The preset theme can be applied directly as a `ggplot` layer using `bbplot::bbc_style()`, but I made some tweaks and saved it as `my_theme`.
```{r}
my_colors <- c("#FAAB18", "#1380A1")
my_theme <- theme_light() +
theme(axis.ticks = element_blank(),
axis.line = element_blank(),
panel.grid.minor = element_blank(),
panel.grid.major.y = element_line(color = "#cbcbcb"),
panel.grid.major.x = element_blank(),
panel.background = element_blank(),
panel.border = element_blank())
theme_set(my_theme)
```
Now I create each bar plot (for Gender, Ethnicity, and Race) separately.
* Reorder gender by percent
* Set y axis 0-100 so all plots have the same range
* Use custom colors (from `bbplot::bbc_style`)
* Use `color` in bars (in addition to `fill`) so 0 shows as a line
```{r}
p1 <- ethnicity %>%
mutate(ethnicity = fct_reorder(ethnicity, percent, na.rm = T)) %>%
ggplot(aes(x = ethnicity, y = percent, fill = personnel, color = personnel)) +
geom_col(position = "dodge") +
coord_flip(ylim = c(0, 100)) +
ggtitle("Ethnicity") +
xlab(NULL) +
ylab(NULL) +
scale_fill_manual(values = my_colors) +
scale_color_manual(values = my_colors)
p2 <- gender %>%
mutate(gender = fct_reorder(gender, percent)) %>%
ggplot(aes(x = gender, y = percent, fill = personnel, color = personnel)) +
geom_col(position = "dodge") +
coord_flip(ylim = c(0, 100)) +
ggtitle("Gender") +
xlab(NULL) +
ylab(NULL) +
scale_fill_manual(values = my_colors) +
scale_color_manual(values = my_colors)
p3 <- race %>%
mutate(race = fct_reorder(race, percent, na.rm = T)) %>%
ggplot(aes(x = race, y = percent, fill = personnel, color = personnel)) +
geom_col(position = "dodge") +
coord_flip(ylim = c(0, 100)) +
ggtitle("Race") +
xlab(NULL) +
ylab(NULL) +
scale_fill_manual(values = my_colors) +
scale_color_manual(values = my_colors)
```
Then I use {patchwork} to stitch them together, and {ggtext} to add color to the title in lieu of a legend.
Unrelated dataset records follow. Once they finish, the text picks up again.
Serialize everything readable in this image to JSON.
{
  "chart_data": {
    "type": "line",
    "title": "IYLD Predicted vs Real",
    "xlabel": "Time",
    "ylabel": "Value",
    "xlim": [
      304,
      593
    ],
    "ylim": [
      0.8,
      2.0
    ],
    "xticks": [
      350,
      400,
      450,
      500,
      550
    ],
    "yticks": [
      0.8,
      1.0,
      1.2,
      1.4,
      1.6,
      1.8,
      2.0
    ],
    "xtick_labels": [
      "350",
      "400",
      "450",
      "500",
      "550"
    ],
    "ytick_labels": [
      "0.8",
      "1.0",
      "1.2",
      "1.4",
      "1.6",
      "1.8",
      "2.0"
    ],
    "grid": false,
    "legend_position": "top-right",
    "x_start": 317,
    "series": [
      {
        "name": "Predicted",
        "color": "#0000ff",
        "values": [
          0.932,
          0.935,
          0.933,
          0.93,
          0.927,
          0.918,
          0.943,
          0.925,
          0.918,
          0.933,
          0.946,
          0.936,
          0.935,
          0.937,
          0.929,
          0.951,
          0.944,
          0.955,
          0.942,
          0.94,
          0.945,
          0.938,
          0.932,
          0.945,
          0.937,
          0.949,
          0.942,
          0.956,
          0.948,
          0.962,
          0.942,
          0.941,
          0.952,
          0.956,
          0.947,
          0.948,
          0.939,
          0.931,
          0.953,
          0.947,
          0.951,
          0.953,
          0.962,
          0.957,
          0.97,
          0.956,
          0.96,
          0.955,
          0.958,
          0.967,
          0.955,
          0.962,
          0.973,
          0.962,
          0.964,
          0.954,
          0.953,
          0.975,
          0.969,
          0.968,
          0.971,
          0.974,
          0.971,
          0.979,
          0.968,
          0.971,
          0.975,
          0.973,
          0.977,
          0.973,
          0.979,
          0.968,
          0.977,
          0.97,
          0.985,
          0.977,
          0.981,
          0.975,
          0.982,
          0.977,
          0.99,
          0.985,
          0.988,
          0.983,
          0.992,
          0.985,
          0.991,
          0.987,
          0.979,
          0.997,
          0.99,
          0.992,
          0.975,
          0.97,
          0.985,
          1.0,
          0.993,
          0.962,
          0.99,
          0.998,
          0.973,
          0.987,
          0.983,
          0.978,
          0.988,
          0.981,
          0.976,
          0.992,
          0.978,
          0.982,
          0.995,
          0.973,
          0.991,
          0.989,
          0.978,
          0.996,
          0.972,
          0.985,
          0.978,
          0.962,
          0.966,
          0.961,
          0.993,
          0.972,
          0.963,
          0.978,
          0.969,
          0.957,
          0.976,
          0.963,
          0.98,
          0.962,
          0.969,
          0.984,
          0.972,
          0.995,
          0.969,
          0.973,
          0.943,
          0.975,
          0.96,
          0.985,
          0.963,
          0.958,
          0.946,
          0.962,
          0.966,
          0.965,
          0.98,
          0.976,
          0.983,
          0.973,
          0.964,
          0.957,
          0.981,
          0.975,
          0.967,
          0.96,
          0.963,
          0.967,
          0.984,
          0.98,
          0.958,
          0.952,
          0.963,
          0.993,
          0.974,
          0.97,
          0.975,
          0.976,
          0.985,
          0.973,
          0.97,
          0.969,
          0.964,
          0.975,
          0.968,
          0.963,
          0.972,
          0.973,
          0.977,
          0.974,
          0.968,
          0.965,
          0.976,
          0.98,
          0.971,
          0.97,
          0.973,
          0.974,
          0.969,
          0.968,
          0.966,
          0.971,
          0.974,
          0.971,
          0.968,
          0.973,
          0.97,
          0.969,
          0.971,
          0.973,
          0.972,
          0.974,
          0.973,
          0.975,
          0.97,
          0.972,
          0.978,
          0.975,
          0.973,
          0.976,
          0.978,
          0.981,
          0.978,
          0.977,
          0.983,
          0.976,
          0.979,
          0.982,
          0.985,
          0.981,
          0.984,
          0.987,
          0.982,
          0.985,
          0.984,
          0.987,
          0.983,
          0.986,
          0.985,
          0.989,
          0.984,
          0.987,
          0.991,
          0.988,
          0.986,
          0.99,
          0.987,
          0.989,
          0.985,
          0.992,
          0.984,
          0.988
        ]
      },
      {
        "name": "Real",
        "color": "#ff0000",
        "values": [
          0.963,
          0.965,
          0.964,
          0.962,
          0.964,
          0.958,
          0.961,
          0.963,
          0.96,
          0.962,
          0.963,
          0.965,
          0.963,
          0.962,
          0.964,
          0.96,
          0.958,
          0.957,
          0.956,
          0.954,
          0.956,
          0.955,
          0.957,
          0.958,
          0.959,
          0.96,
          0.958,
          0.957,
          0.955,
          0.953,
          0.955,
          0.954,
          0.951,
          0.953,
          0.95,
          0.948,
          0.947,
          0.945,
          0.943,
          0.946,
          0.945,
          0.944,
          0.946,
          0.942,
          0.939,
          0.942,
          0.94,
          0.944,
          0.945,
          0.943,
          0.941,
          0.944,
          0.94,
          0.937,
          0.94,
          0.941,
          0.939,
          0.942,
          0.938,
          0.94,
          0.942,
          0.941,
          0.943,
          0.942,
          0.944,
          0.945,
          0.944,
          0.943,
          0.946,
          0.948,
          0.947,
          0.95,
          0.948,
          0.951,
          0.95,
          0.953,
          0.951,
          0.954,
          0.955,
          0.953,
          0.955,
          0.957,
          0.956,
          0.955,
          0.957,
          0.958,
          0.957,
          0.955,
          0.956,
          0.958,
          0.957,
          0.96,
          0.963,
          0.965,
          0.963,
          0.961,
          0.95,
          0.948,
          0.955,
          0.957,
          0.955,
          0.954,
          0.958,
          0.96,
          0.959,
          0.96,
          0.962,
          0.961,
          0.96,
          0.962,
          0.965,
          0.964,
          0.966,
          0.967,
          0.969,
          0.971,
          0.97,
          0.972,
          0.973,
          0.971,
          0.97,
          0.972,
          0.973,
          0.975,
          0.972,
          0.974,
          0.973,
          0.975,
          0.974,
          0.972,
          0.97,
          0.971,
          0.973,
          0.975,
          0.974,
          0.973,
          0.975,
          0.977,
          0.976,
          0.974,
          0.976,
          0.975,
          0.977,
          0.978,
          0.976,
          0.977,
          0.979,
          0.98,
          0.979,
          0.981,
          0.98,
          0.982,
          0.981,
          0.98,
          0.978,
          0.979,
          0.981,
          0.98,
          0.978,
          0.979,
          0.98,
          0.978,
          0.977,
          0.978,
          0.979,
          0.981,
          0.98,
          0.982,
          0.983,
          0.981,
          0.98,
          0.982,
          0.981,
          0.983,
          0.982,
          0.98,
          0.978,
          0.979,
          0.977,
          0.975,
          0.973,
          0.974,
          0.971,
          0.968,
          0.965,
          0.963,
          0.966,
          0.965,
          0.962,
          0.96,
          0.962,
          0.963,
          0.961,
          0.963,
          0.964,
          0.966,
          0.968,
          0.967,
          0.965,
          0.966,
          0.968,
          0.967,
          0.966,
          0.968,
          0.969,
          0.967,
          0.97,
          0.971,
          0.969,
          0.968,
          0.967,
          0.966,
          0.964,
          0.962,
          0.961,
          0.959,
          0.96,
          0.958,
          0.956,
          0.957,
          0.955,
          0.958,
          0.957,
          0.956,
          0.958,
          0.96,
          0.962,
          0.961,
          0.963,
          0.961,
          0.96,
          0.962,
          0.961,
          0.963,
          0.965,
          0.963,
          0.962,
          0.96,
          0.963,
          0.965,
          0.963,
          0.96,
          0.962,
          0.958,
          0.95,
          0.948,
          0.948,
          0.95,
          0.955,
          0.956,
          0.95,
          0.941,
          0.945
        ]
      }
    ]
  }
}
* "Collect" guides so legends from each plot are treated the same (ie. deleted)
* Use {ggtext} `element_textbox_simple` or `element_markdown` to allow html in title
```{r}
p3 + (p1 / p2) +
plot_layout(guides = "collect") +
plot_annotation(title = "<span style='font-size:18pt'>Diversity in Department <b style='color:#FAAB18;'>Leadership</b> vs <b style='color:#1380A1;'>Overall</b></span>",
subtitle = "Percentages of personnel in each category are shown",
theme = theme(plot.title = element_markdown(lineheight = 1.1))) &
theme(legend.position = "none")
```
```{r, include=FALSE, eval=FALSE}
ggsave("blog_diversity_bars.png", dpi = 600, height = 7, width = 10)
```
I also repeated the above, but with Race shown in a dumbbell plot:
```{r}
p4 <- race %>%
mutate(race = fct_reorder(race, percent, na.rm = T)) %>%
pivot_wider(names_from = personnel, values_from = percent) %>%
ggplot() +
geom_dumbbell(aes(x = `Dept Overall`, xend = `Dept Leadership`, y = race),
size = 3,
colour = "#dddddd",
colour_x = "#1380A1",
colour_xend = "#FAAB18",
show.legend = F) +
coord_cartesian(xlim = c(0,100)) +
ggtitle("Race") +
xlab(NULL) +
ylab(NULL)
```
And here's the patchwork:
```{r}
p4 + (p1 / p2) +
plot_layout(guides = "collect") +
plot_annotation(title = "<span style='font-size:18pt'>Diversity in Dept <b style='color:#FAAB18;'>Leadership</b> vs <b style='color:#1380A1;'>Overall</b></span>",
subtitle = "Percentages of personnel in each category are shown",
theme = theme(plot.title = element_markdown(lineheight = 1.1))) &
theme(legend.position = "none")
```
```{r, include=FALSE, eval=FALSE}
ggsave("blog_diversity_dumbbell.png", dpi = 600, height = 10, width = 10)
```
### BONUS TIP!
Thanks to [this](https://jozef.io/r909-rmarkdown-tips/) helpful post, I discovered that you can use xaringan's Infinite Moon Reader to get live previews of RMarkdown documents (not just xaringan slides!).
After installing [{xaringan}](https://github.com/yihui/xaringan), you can either run `xaringan:::inf_mr()` or select "Infinite Moon Reader" from the RStudio Addins drop-down menu.
The preview will appear in the RStudio Viewer pane, and it will refresh every time you save changes to your Rmd. So much better than knitting every time you want to check your formatting!